[uio/uio "1.1"]
-- see what's new
uio
is a Clojure library and a command line tool for accessing HDFS, S3, SFTP and other file systems.
Features:
- uses URLs everywhere (there are no relative paths or current working directories)
- minimalistic: built around 7 core functions, has no global state or def-macros
- can automatically encode/decode files based on their extension
- allows adding new protocols and codecs from REPL or user code
- as a command line tool, respects stdin/stdout/stderr streams and exit codes
from | to | size | exists? | delete | mkdir | ls | URL format | |
---|---|---|---|---|---|---|---|---|
file | • | • | • | • | • | • | • | file:///path/to/file.txt |
hdfs | • | • | • | • | • | • | • | hdfs://[host]/path/to/file.txt |
http(s) | • | 🐱 | 🐱 | http[s]://host[:port]/path/to/file.txt |
||||
mem | • | • | • | • | • | 🐶 | • | mem:///path/to/file.txt |
res | • | res:///com/mypackage/file.txt |
||||||
s3 | • | • | • | • | • | 🐶 | • | s3://bucket/key/with/slashes.txt |
sftp | • | 🐛 | • | • | 🐷 | • | • | sftp://host[:port]/path/to/file.txt |
- 🐱 - limited support, see HTTP(S)
- 🐶 - these FS don't have directories:
ls
will emulate directories,mkdir
will do nothing - 🐛 - the outbound content will be accumulated in a temporary
.gz
file and will be uploaded via SFTP when the stream is closed (a workaround to a concurrency bug in JSch) - 🐷 - for files only (won't delete directories)
Built-in codecs: .bz2
, .gz
, .xz
.
; add [uio/uio "1.1"] to your :dependencies
(ns example
(:require [uio.uio :as uio]))
; Reading and writing
(slurp (uio/from "hdfs:///path/to/file.txt")) ; => "<content>"

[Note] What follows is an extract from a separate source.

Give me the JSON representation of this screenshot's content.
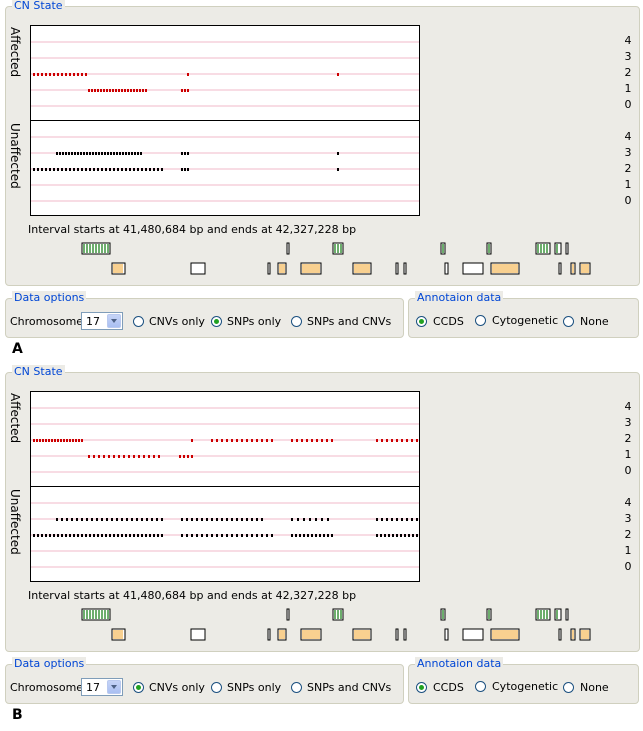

(spit (uio/to "s3://bucket/key/with/slashes.txt") "<content>") ; => nil
; NOTE: `slurp` reads entire content into memory and it is only suitable for small files.
; NOTE: Streams returned by `from` and `to` should be closed by the caller (you).
; Fns `slurp` and `split` will call `(.close ...)` automatically.
; For other cases, it's highly recommended to use `with-open` macro
; (it also calls `(.close ...)` on streams passed to it).
; This approach will save your code from resource leaks or data corruption.
; Read the first line of some HTML
(with-open [is (uio/from "http://www.google.com/")]
(->> (line-seq (clojure.java.io/reader is))
(take 1)
(doall)))
; => ("<!doctype ...")
; Write an image to a file
(with-open [os (uio/to "file:////path/to/green-dot.gif")]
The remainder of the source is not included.